2010/10/27

暮らしの知恵

遊ぶ環境窮屈に

子供の遊ぶ環境が窮屈になっていることも悩みだ。東京都品川区在住の小3女児の母親(37)は「子供が小学校に入ったばかりのころ、共働きで両親が不在の家庭に子供が上がり込んで遊んでいたことが問題になり、保護者会で事前に約束してから遊ぶよう言われた。それから子供は家で本を読んだりして過ごしていることが多い」と話す。

子供を歩かせる工夫は広がっている。処方せんの一つは学校の始業前と休み時間の活用だ。大阪市の市立矢田東小学校では8時ごろから続々と教員が登校し、校庭で子供たちと遊ぶ。休み時間も職員室にいる教員はいない。

「教員は若手を中心に教育委員会が主催する体育実技研修会に参加している。バレーボールの上手なトスの仕方や、速く走る方法など、運動の具体的なコツを教えられるので、生徒に声をかけ、どんどん校庭に出るようになった」と前川憲正校長。「30分程度歩くだけで疲れてしまう子供が多かった遠足が様変わりした」と効果を実感している。

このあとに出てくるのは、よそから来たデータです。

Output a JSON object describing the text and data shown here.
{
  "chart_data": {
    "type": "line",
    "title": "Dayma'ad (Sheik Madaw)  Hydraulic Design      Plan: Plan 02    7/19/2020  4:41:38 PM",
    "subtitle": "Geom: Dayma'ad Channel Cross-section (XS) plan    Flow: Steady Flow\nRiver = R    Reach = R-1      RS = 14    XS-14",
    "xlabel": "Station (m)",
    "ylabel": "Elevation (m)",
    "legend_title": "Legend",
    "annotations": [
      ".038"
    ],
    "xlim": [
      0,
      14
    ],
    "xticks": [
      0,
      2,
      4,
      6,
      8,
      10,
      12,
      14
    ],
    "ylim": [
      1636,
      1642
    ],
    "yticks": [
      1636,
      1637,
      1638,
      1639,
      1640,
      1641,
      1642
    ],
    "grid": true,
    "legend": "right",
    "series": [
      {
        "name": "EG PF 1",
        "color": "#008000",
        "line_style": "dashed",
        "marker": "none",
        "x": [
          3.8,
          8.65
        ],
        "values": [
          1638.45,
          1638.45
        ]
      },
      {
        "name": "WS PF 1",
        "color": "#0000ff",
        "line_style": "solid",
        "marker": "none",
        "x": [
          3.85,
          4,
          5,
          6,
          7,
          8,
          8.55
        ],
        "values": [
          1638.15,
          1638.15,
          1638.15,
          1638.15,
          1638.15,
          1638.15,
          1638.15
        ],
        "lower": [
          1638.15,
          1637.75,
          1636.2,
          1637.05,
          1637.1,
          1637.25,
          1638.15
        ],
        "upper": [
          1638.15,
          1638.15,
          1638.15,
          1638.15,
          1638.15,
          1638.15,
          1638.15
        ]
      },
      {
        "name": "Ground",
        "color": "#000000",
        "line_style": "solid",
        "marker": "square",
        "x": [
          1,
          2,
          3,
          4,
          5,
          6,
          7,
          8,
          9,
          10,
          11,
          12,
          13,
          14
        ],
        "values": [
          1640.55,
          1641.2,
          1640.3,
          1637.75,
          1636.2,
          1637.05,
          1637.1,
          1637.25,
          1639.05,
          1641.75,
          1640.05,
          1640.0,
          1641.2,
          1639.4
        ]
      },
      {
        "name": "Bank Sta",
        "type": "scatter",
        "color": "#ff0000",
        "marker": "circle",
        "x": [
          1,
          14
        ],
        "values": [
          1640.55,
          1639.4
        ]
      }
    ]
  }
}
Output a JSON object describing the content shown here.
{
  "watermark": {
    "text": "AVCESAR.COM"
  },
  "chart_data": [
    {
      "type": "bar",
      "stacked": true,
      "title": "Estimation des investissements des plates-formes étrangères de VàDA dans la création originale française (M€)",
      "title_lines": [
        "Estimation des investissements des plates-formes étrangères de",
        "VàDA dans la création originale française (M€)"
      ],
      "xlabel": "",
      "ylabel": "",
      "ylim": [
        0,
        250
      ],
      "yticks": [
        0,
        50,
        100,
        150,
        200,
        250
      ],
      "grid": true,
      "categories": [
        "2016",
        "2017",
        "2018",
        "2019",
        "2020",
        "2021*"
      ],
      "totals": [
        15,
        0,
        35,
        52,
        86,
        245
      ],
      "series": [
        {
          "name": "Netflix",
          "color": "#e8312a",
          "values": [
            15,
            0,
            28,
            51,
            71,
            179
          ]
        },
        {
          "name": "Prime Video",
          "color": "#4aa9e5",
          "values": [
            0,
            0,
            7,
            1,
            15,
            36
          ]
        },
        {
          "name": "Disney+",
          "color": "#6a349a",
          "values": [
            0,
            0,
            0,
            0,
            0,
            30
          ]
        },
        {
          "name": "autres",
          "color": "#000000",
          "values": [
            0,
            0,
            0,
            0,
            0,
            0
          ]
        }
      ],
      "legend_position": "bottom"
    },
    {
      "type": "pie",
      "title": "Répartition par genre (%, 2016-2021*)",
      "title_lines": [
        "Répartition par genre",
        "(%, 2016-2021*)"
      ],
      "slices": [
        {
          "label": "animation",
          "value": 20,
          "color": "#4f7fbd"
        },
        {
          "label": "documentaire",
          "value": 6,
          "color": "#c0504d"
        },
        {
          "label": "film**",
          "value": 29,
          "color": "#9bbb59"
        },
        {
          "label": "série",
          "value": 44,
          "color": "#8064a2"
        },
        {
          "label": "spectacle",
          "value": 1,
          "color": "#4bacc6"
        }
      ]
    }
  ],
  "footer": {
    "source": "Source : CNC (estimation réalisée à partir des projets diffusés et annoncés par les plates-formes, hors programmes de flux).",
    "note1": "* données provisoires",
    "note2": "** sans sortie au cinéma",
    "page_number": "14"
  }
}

親も参加している。秋田県では親と学校の取り組みが子供の体力向上につながった。「てくてくとくとく歩いて学校へ行こう運動」として、スクールバスを学校から少し離れた場所で止めたり、学校周辺まで送迎しないよう親に呼びかけたりして、登下校時に生徒を歩かせている。子供の安全を守るために地域で「見守り隊」も結成した。

地方の子供の運動量確保は難しいといわれる中、秋田県は文部科学省の「全国体力・運動能力、運動習慣等調査」でトップクラス。体力が付いただけでなく、早起きして朝食を食べるなど、子供たちの生活習慣の改善にもつながっているという。

東海大学体育学部の小沢治夫教授は「子供を歩かせるには、一つの家庭の取り組みだけでは限界がある。他の保護者や地域社会を巻き込んだ取り組みが必要」と話している。